Vieram ter comigo dos lados do mar. Eram três, eram três mil. Vi que era pão que procuravam ou que não era pão que procuravam. Pus-me a distribuir por eles as minhas palavras: árvore, pássaro, mar, criança, rapariga, mulher. A cada palavra minha eu ia-me esvaziando. Era a vida, a minha vida que e me ia. Eles ficaram incendiados. Nunca tinham pensado que se pudesse comunicar assim coisas próprias. Vieram mais, muitos mais dos lados do mar. Disse-lhes: morte, deus. E caí redondo no chão. Naquele dia ficou instituído o serviço de abastecimento da palavra ao país. Ainda vieram ter comigo, dizendo para eu arranjar outra designação, que aquelas iniciais não podiam ser. Mas eu já habitava plenamente a minha morte, meu planeta desde tenra idade.

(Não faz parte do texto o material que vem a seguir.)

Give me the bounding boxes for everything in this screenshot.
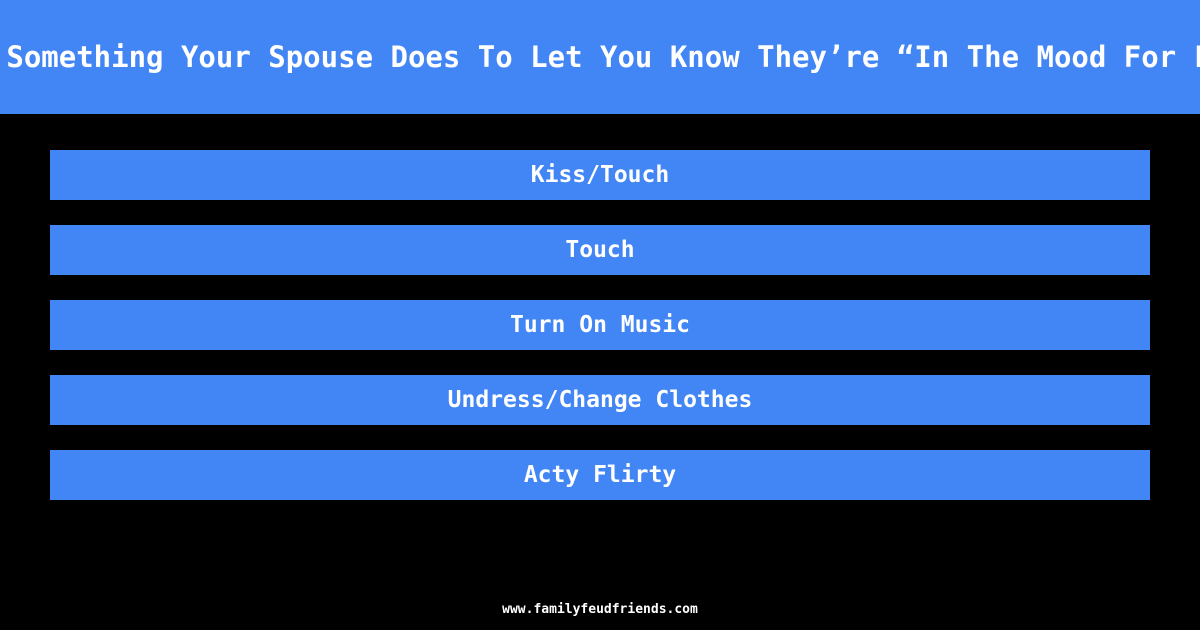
answer-bar-3[interactable]: Turn On Music (50, 300, 1150, 350)
answer-bar-2[interactable]: Touch (50, 225, 1150, 275)
answer-text-4: Undress/Change Clothes (447, 387, 753, 413)
footer: www.familyfeudfriends.com (0, 598, 1200, 617)
answer-text-5: Acty Flirty (523, 462, 677, 488)
answers-list: Kiss/Touch Touch Turn On Music Undress/C… (50, 150, 1150, 500)
question-header-band: Name Something Your Spouse Does To Let Y… (0, 0, 1200, 114)
answer-bar-1[interactable]: Kiss/Touch (50, 150, 1150, 200)
answer-text-3: Turn On Music (509, 312, 690, 338)
answer-text-2: Touch (565, 237, 635, 263)
answer-bar-4[interactable]: Undress/Change Clothes (50, 375, 1150, 425)
question-title: Name Something Your Spouse Does To Let Y… (0, 40, 1200, 74)
answer-board-page: Name Something Your Spouse Does To Let Y… (0, 0, 1200, 630)
footer-site-url: www.familyfeudfriends.com (502, 602, 698, 617)
answer-text-1: Kiss/Touch (530, 162, 670, 188)
answer-bar-5[interactable]: Acty Flirty (50, 450, 1150, 500)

Ruy Belo in “homem de palavra[s]

 

E com esta me vou. Até amanhã!

 

 

08
Ago12

As Grandes Insubmissões


 

 

Tal como das palavras fazemos imagens, também as imagens sugerem palavras. No registo do momento que hoje vos deixo vieram-me logo à memória recordações de tempos antigos do liceu e umas palavras que em tempo li de Ruy Belo. Fui em busca delas e é com elas que dou palavras à imagem de hoje.

 

 

AS GRANDES INSUBMISSÕES

 

As grandes insubmissões, sempre foram para mim as pequenas. Na minha vida, lembro duas.

 

Começava um ano lectivo. Andaria no segundo ano do liceu. Era a época da feira da piedade. Cheguei de férias na minha terra e vi o vítor a andar de carrocel. Esperava que a volta acabasse para o abraçar. Fui esperando, ele nunca mais descia. Uma volta, mais outra, outra ainda. Fui contando: vinte. O vítor tinha vinte escudos. Eu já o respeitava, porque era muito alto. Passei a respeitá-lo mais. O vitor era capaz de gastar vinte escudos no carrocel.

 

Outra grande insubmissão foi a do maurício, também nos primeiros anos do liceu.

 

Um dia o maurício faltou à aula das nove. Até aí, nada de particular. Saímos para o pátio e o maurício estava no campo de basket, perfeitamente equipado, sozinho, a lançar a bola ao cesto.

 

Tocou para a aula das dez.

 

- Ó maurício, não vens à aula?

 

O maurício não respondia. Continuava, imperturbável, a lançar a bola ao cesto.

 

Faltou à aula das dez, faltou toda a manhã. Nos intervalos saímos e logo ouvíamos a bola contra tabela. O maurício, sozinho, continuava a lançar a bola ao cesto.

 

Só se foi vestir quando tocou para a saída da última aula dessa manhã. Esperámos todos por ele. Não lhe perguntámos nada. E seguimo-lo cheios de admiração. O maurício, apesar dos professores, apesar dos contínuos, apesar da campainha, faltara a todas as aulas.

 

Toda a manhã jogara basket. Sozinho. Contra professores, contra contínuos, contra a campainha.